Es zeigt sich bei Mitteln von gleicher oder wenigstens nahezu gleicher Brechungskraft der merkwürdige Umstand, dass ein Mehr und Weniger der Farbenerscheinung durch eine chemische Behandlung hervorgebracht werden kann; das Mehr wird nämlich durch Säuren, das Weniger durch Alkalien bestimmt. Bringt man unter eine gemeine Glasmasse Metalloxyde, so wird die Farbenerscheinung solcher Gläser, ohne dass die Refraktion merklich verändert werde, sehr erhöht.
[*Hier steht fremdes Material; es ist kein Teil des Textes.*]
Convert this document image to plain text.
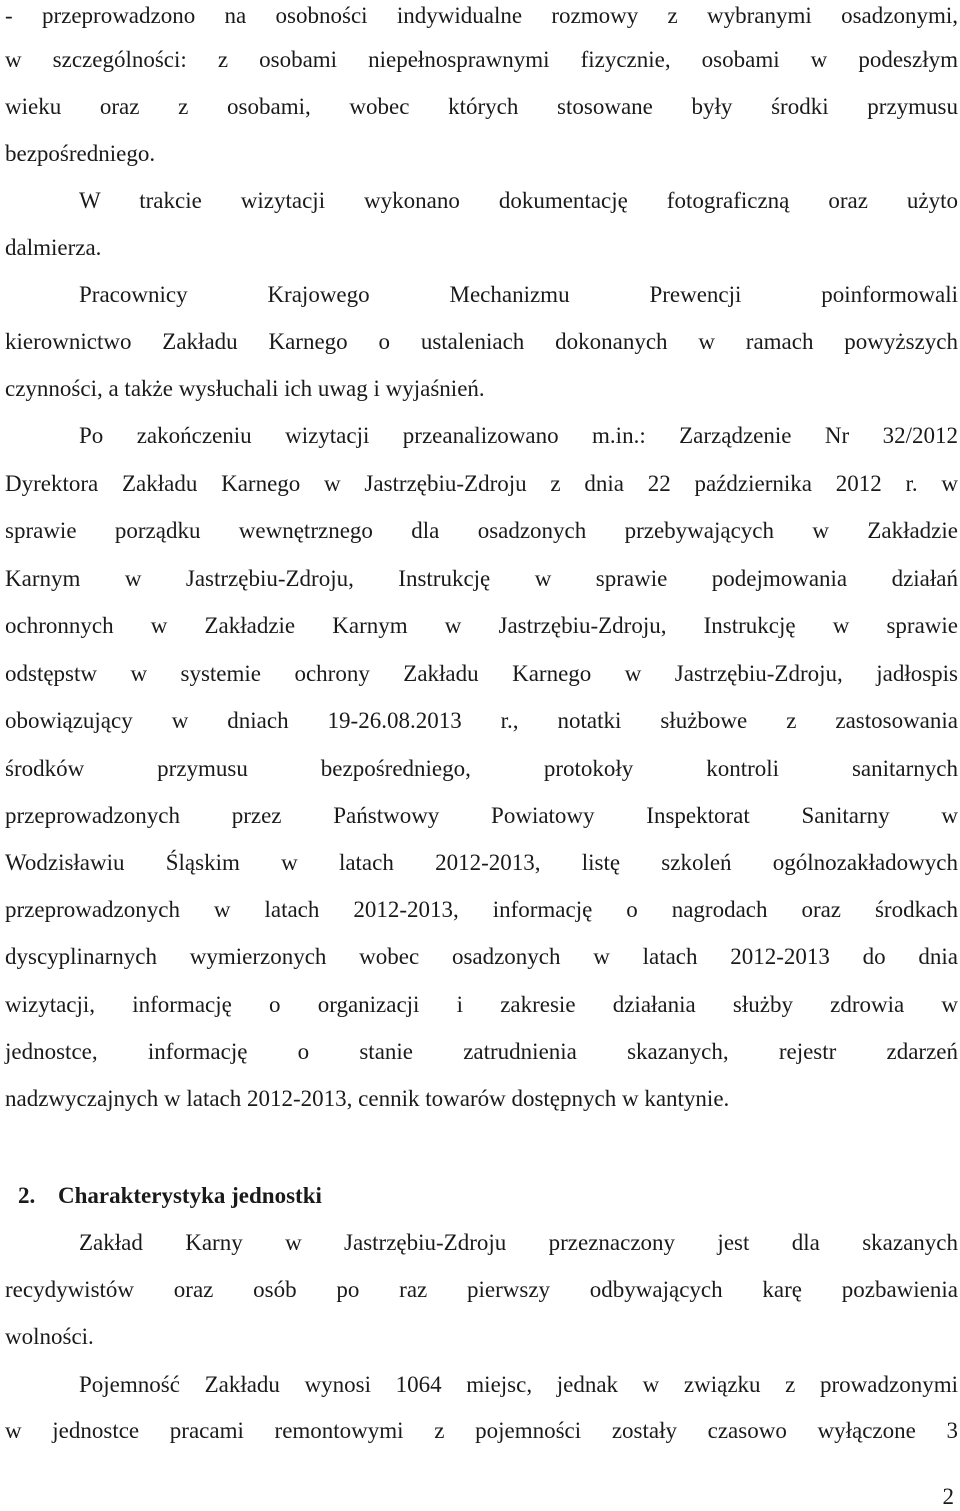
- przeprowadzono na osobności indywidualne rozmowy z wybranymi osadzonymi,
w szczególności: z osobami niepełnosprawnymi fizycznie, osobami w podeszłym
wieku oraz z osobami, wobec których stosowane były środki przymusu
bezpośredniego.
W trakcie wizytacji wykonano dokumentację fotograficzną oraz użyto
dalmierza.
Pracownicy Krajowego Mechanizmu Prewencji poinformowali
kierownictwo Zakładu Karnego o ustaleniach dokonanych w ramach powyższych
czynności, a także wysłuchali ich uwag i wyjaśnień.
Po zakończeniu wizytacji przeanalizowano m.in.: Zarządzenie Nr 32/2012
Dyrektora Zakładu Karnego w Jastrzębiu-Zdroju z dnia 22 października 2012 r. w
sprawie porządku wewnętrznego dla osadzonych przebywających w Zakładzie
Karnym w Jastrzębiu-Zdroju, Instrukcję w sprawie podejmowania działań
ochronnych w Zakładzie Karnym w Jastrzębiu-Zdroju, Instrukcję w sprawie
odstępstw w systemie ochrony Zakładu Karnego w Jastrzębiu-Zdroju, jadłospis
obowiązujący w dniach 19-26.08.2013 r., notatki służbowe z zastosowania
środków przymusu bezpośredniego, protokoły kontroli sanitarnych
przeprowadzonych przez Państwowy Powiatowy Inspektorat Sanitarny w
Wodzisławiu Śląskim w latach 2012-2013, listę szkoleń ogólnozakładowych
przeprowadzonych w latach 2012-2013, informację o nagrodach oraz środkach
dyscyplinarnych wymierzonych wobec osadzonych w latach 2012-2013 do dnia
wizytacji, informację o organizacji i zakresie działania służby zdrowia w
jednostce, informację o stanie zatrudnienia skazanych, rejestr zdarzeń
nadzwyczajnych w latach 2012-2013, cennik towarów dostępnych w kantynie.
2. Charakterystyka jednostki
Zakład Karny w Jastrzębiu-Zdroju przeznaczony jest dla skazanych
recydywistów oraz osób po raz pierwszy odbywających karę pozbawienia
wolności.
Pojemność Zakładu wynosi 1064 miejsc, jednak w związku z prowadzonymi
w jednostce pracami remontowymi z pojemności zostały czasowo wyłączone 3
2
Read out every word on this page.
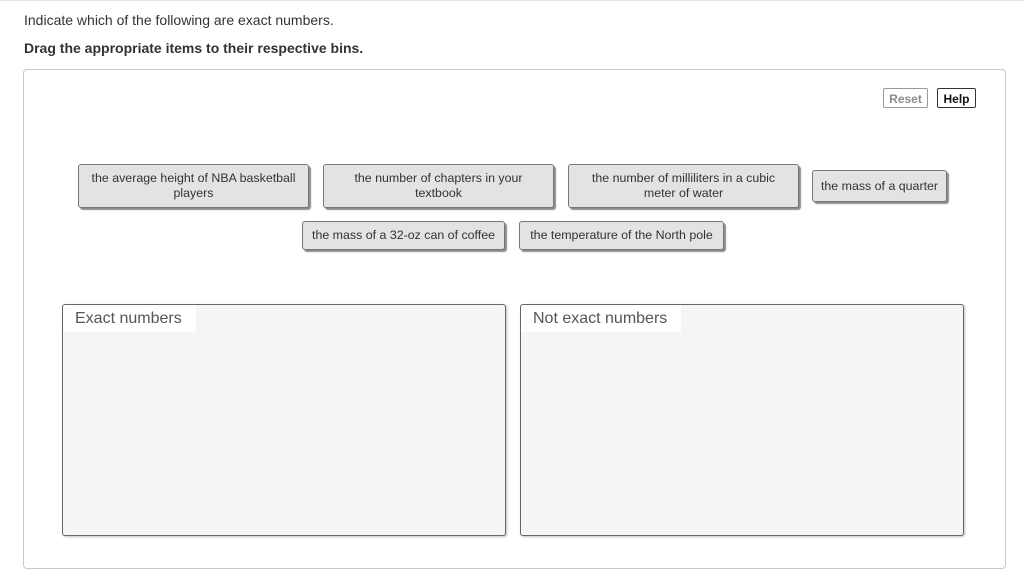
Indicate which of the following are exact numbers.
Drag the appropriate items to their respective bins.
Reset	Help
the average height of NBA basketball players
the number of chapters in your textbook
the number of milliliters in a cubic meter of water
the mass of a quarter
the mass of a 32-oz can of coffee	the temperature of the North pole
Exact numbers	Not exact numbers
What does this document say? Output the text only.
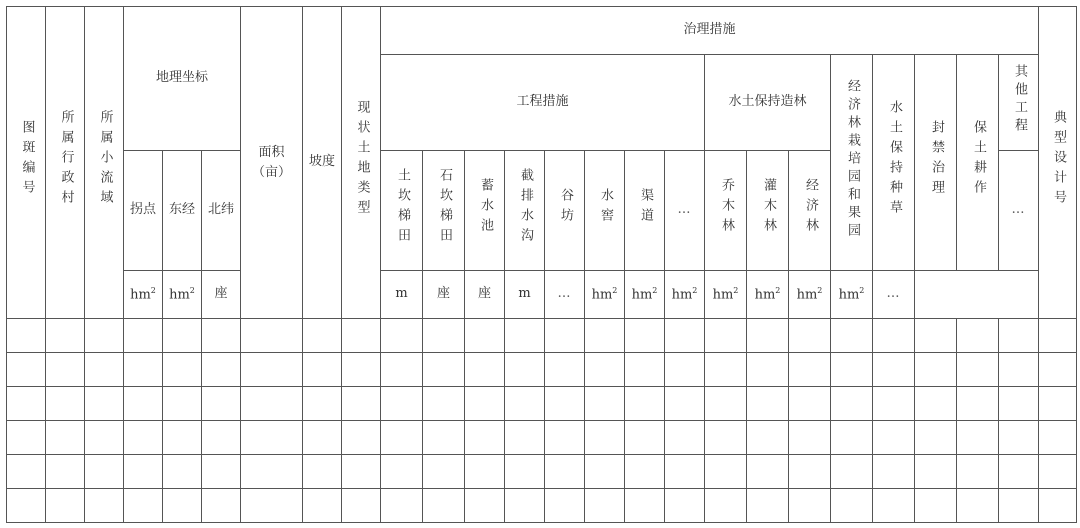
图斑编号	所属行政村	所属小流域	地理坐标			面积（亩）	坡度	现状土地类型	治理措施																典型设计号
									工程措施								水土保持造林			经济林栽培园和果园	水土保持种草	封禁治理	保土耕作	其他工程	
			拐点	东经	北纬				土坎梯田	石坎梯田	蓄水池	截排水沟	谷坊	水窖	渠道	…	乔木林	灌木林	经济林					…	
			$hm^2$	$hm^2$	座				m	座	座	m	…	$hm^2$	$hm^2$	$hm^2$	$hm^2$	$hm^2$	$hm^2$	$hm^2$	…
Dass das Mindere hingegen auf der alkalischen Seite liege, kann leicht vermutet werden.
291.
Diejenigen Glasarten, welche nach der Entdeckung zuerst angewendet worden, nennen die Engländer Flint- und Crownglas, und zwar gehört jenem ersten die stärkere, diesem zweiten die geringere Farbenerscheinung an.
292.
Zu unserer gegenwärtigen Darstellung bedienen wir uns dieser beiden Ausdrücke als Kunstwörter und nehmen an, dass in beiden die Refraktion gleich sei, das Flintglas aber die Farbenerscheinung um ein Drittel stärker als das Crownglas hervorbringe; wobei wir unserm Leser eine gewissermaßen symbolische Zeichnung zur Hand geben.
293.
Man denke sich auf einer schwarzen Tafel, welche hier, des bequemeren Vortrags wegen, in Kasen geteilt ist, zwischen den Parallellinien a b und c d fünf weiße Vierecke. Das Viereck Nr. 1 stehe vor dem nackten Auge unverrückt auf seinem Platz.
294.
Das Viereck Nr. z aber sei, durch ein vor das Auge gehaltenes Prisma von Crownglas g, um drei Kasen verrückt und zeige die Farbensäume in einer gewissen Breite; ferner sei das Viereck Nr. 3, durch ein Prisma von Flintglas h, gleichfalls um drei Kasen heruntergerückt, dergestalt dass es die farbigen Säume nunmehr um ein Drittel breiter als Nr. 2 zeige.
295.
Ferner stelle man sich vor, das Viereck Nr. 4 sei eben wie das Nr. 2 durch ein Prisma von Crownglas erst drei Kasen verrückt gewesen, dann sei es aber durch ein entgegengestelltes Prisma h von Flintglas wieder auf seinen vorigen Fleck, wo man es nun sieht, gehoben worden.
296.
Hier hebt sich nun die Refraktion zwar gegeneinander auf; allein da das Prisma h bei der Verrückung durch drei Kasen um ein Drittel breitere Farbensäume, als dem Prisma g eigen sind, hervorbringt, so muss, bei aufgehobener Refraktion, noch ein Überschuss von Farbensaum übrig bleiben, und zwar im Sinne der scheinbaren Bewegung, welche das Prisma h dem Bilde erteilt, und folglich umgekehrt, wie wir die Farben an den herabgerückten Nummern 2 und 3 erblicken. Dieses Überschießende der Farbe haben wir Hyperchromasie genannt, woraus sich denn die Achromasie unmittelbar folgern lässt.
297.
Denn gesetzt, es wäre das Viereck Nr. 5 von seinem ersten supponierten Platze, wie Nr. 2, durch ein Prisma von Crownglas g um drei Kasen herunter gerückt worden, so dürfte man nur den Winkel eines Prismas von Flintglas h verkleinern, solches im umgekehrten Sinne an das Prisma g anschließen, um das Viereck Nr. 5 zwei Kasen scheinbar hinauf zu heben; wobei die Hyperchromasie des vorigen Falles wegfiele, das Bild nicht ganz an seine erste Stelle gelangte und doch schon farblos erschiene. Man sieht auch an den fortpunktierten Linien der zusammengesetzten Prismen unter Nr. 5, dass ein wirkliches Prisma übrig bleibt, und also auch auf diesem Wege, sobald man sich die Linien krumm denkt, ein Okularglas entstehen kann; wodurch denn die achromatischen Ferngläser abgeleitet sind.
298.
Zu diesen Versuchen, wie wir sie hier vortragen, ist ein kleines aus drei verschiedenen Prismen zusammengesetztes Prisma, wie solche in England verfertigt werden, höchst geschickt. Hoffentlich werden künftig unsre inländischen Künstler mit diesem notwendigen Instrumente jeden Naturfreund versehen.